Die Organuhr der TCM & Akupunktur

Die Organuhr ( Meridianuhr), nach den 5 Elementen der Traditionellen Chinesischen Medizin (TCM)

Aktivierung duch Akupunktur nach der Organuhr, vorgestellt von Doris Seedorf aus Bremen
Die Organuhr, besagt, dass der menschliche Körper einem täglichen Qizyklus (Energiekreislauf), folgt. Eine Akupunktur, in der entsprechenden Zeit, wo lt. Organuhr, die Maximalzeit ist, wirkt demnach,- wesentlich stärker, als zu einer anderen Uhrzeit. Der Qizyklus, oder Meridianzyklus, basiert also folglich, zu zyklisch wiederkehrenden Tageszeiten in bestimmten Organen und Meridianen. Analog zu diesen Vorstellungen treten auch bestimmte Beschwerden zu bestimmten Uhrzeiten analog dieses Organuhrprinzips auf. Demnach hat jedes Organ im Tagesverlauf eine 2-stündige Hochphase (Maximalzeit) und genau 12 Stunden später eine Tiefphase (Minimalzeit).

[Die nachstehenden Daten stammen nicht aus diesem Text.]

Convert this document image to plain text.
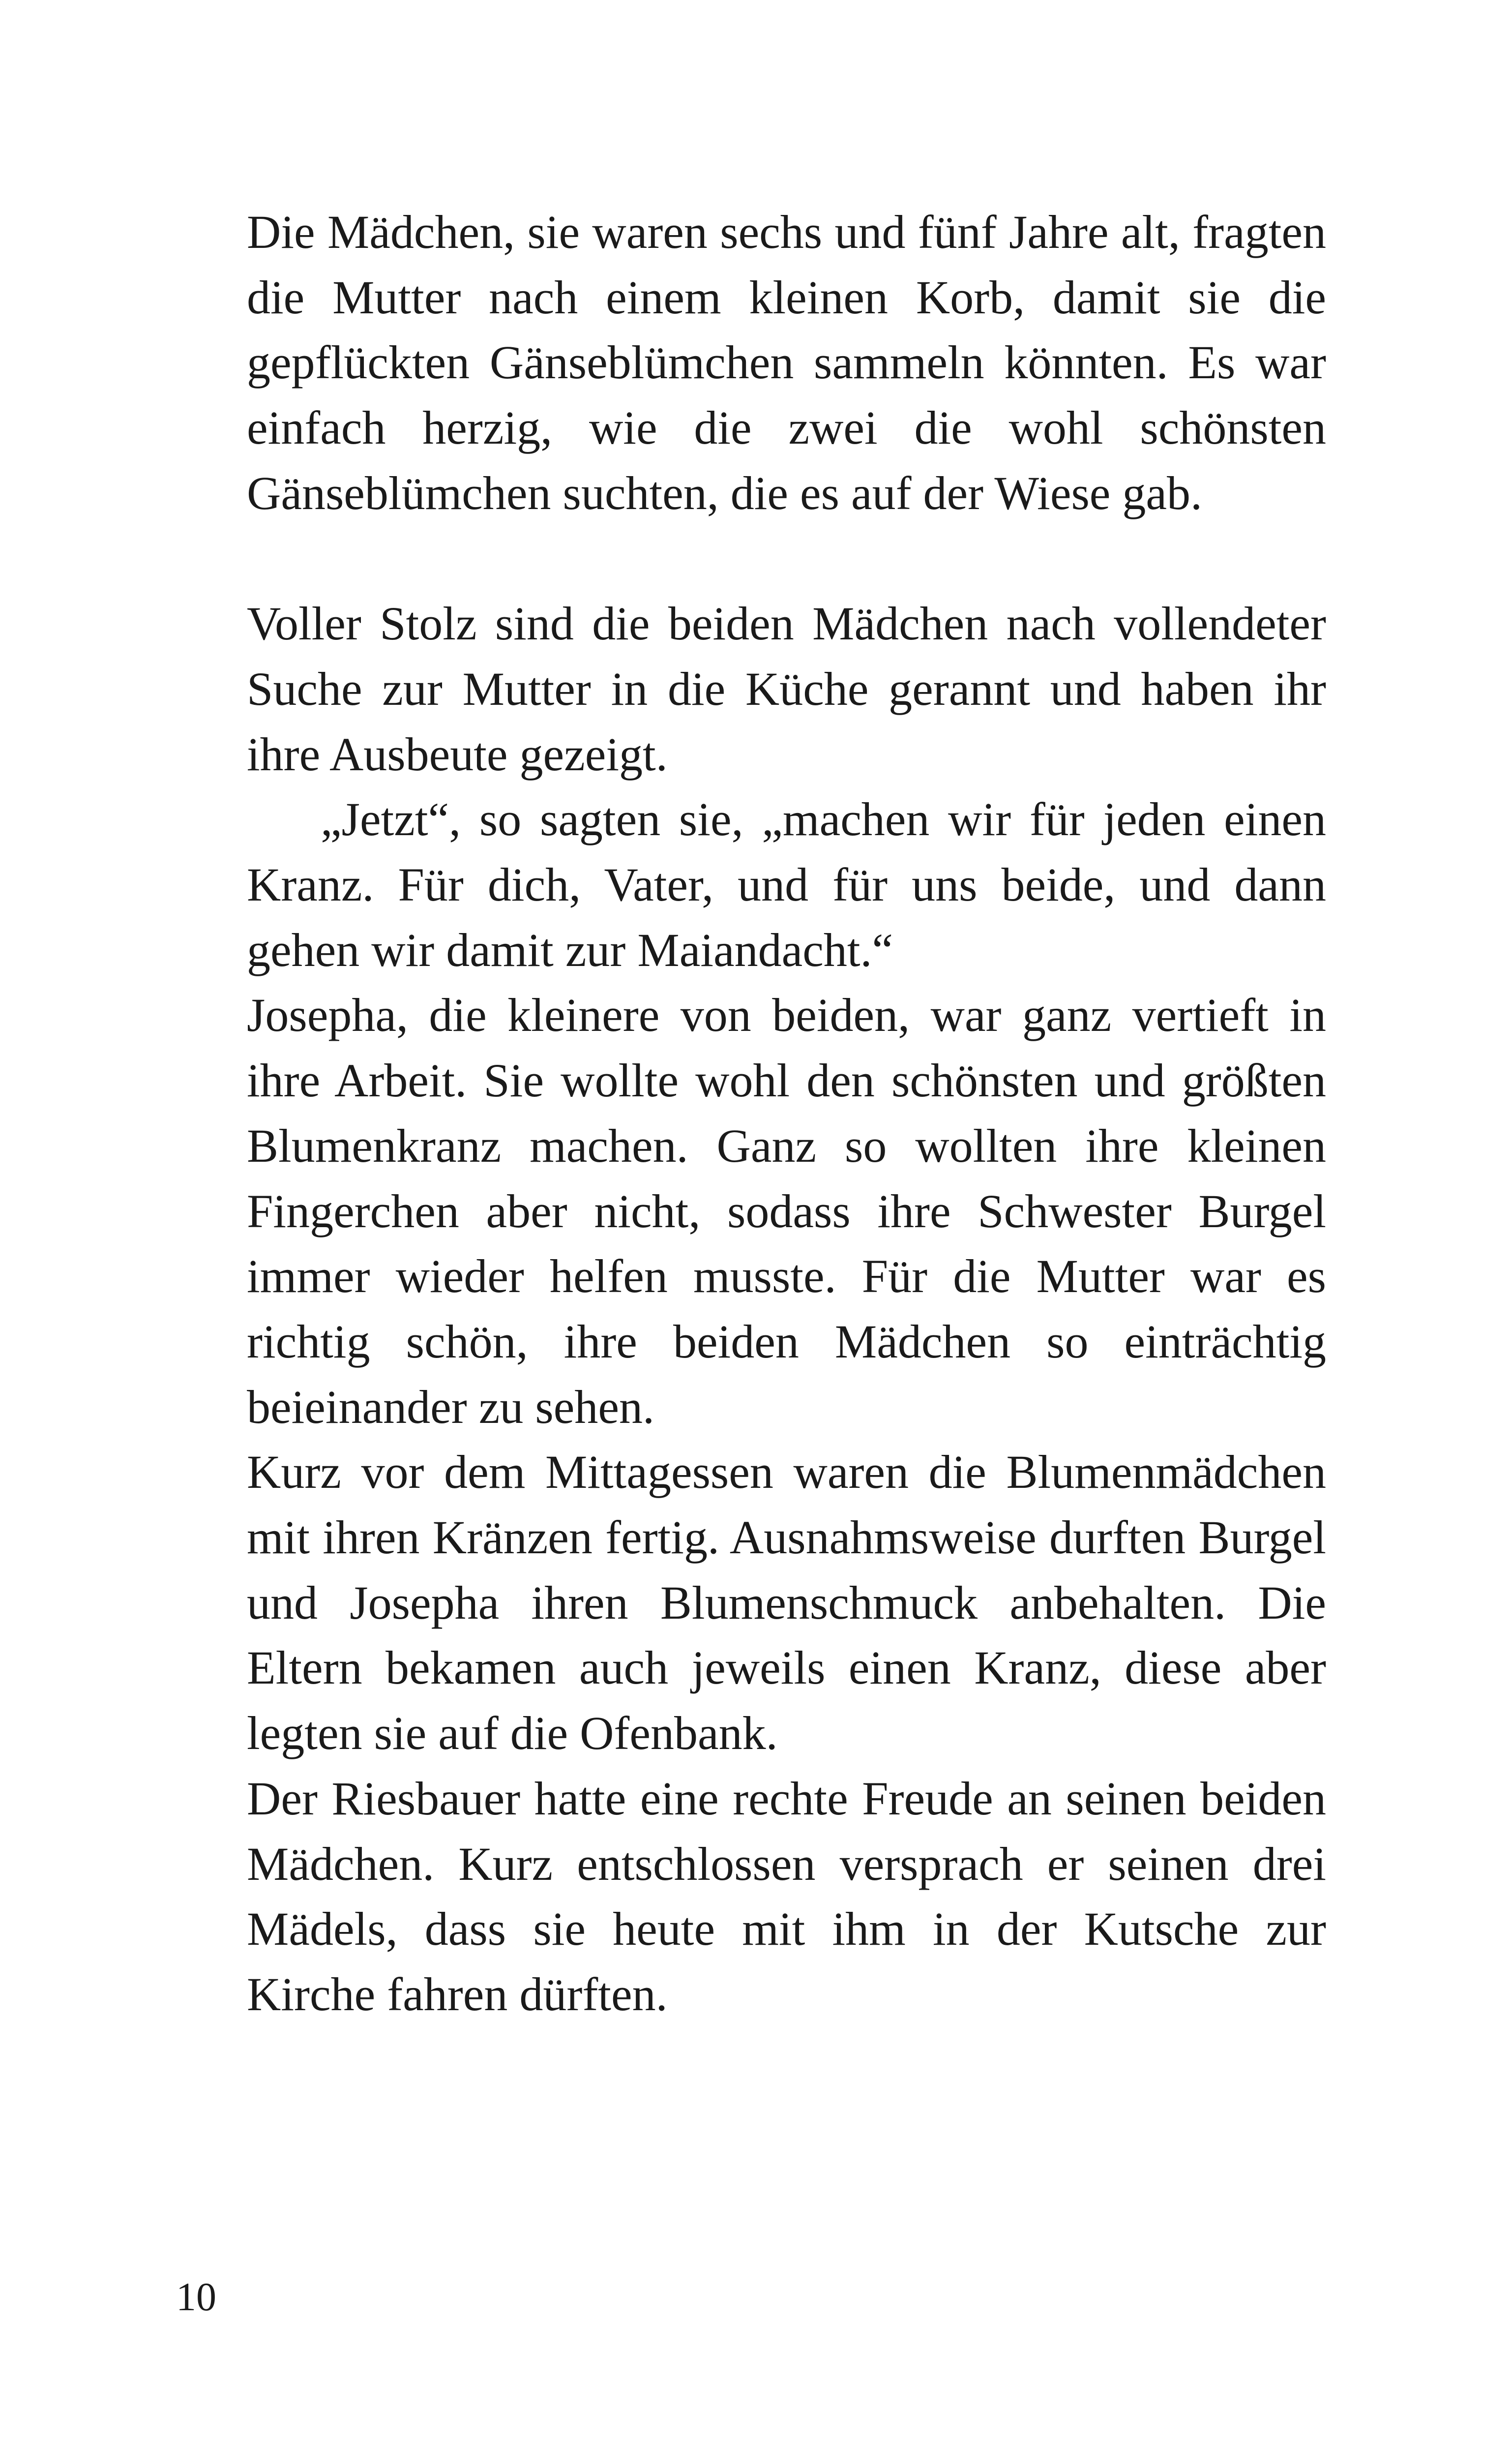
Die Mädchen, sie waren sechs und fünf Jahre alt, fragten die Mutter nach einem kleinen Korb, damit sie die gepflückten Gänseblümchen sammeln könnten. Es war einfach herzig, wie die zwei die wohl schönsten Gänseblümchen suchten, die es auf der Wiese gab.

Voller Stolz sind die beiden Mädchen nach vollendeter Suche zur Mutter in die Küche gerannt und haben ihr ihre Ausbeute gezeigt.

„Jetzt“, so sagten sie, „machen wir für jeden einen Kranz. Für dich, Vater, und für uns beide, und dann gehen wir damit zur Maiandacht.“

Josepha, die kleinere von beiden, war ganz vertieft in ihre Arbeit. Sie wollte wohl den schönsten und größten Blumenkranz machen. Ganz so wollten ihre kleinen Fingerchen aber nicht, sodass ihre Schwester Burgel immer wieder helfen musste. Für die Mutter war es richtig schön, ihre beiden Mädchen so einträchtig beieinander zu sehen.

Kurz vor dem Mittagessen waren die Blumenmädchen mit ihren Kränzen fertig. Ausnahmsweise durften Burgel und Josepha ihren Blumenschmuck anbehalten. Die Eltern bekamen auch jeweils einen Kranz, diese aber legten sie auf die Ofenbank.

Der Riesbauer hatte eine rechte Freude an seinen beiden Mädchen. Kurz entschlossen versprach er seinen drei Mädels, dass sie heute mit ihm in der Kutsche zur Kirche fahren dürften.

10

Beschwerden, die gehäuft zu bestimmten Tageszeiten auftreten bzw. zu bestimmten Tageszeiten abgeschwächt sind, haben einen Bezug zu den jeweiligen Organen, bzw. Elementen (Lehre der 5 Elemente-Feuer-Erde-Metall-Wasser-Holz) , laut der Organuhr.Zum Beispiel, sie wachen jede Nacht um die gleiche Uhrzeit auf, haben immer zur gleichen Zeit Ermüdungerscheinungen, oder eine Vitalitätssteigerung…immer zur selben Zeit. So erfahren sie Etwas über ihren Energielevel, wann ist die Energie (Qi) geschwächt, wann haben sie einen hohen Energielevel.

Auf den Meridianen sitzen die Akupunkturpunkte

Meridiane der Akupunktur

Man aktiviert durch Akupunktur dann das Element und das vorherrschende Organ (z.Bsp. Niere) in der Zeit für das Wasserelement und die Nierenzeit. Dann wirkt die Behandlung intensiver.Die den Organen entsprechenden Hoch- und Tiefzeiten werden in einer Art: Uhr ,- (yin und yang Form), dargestellt.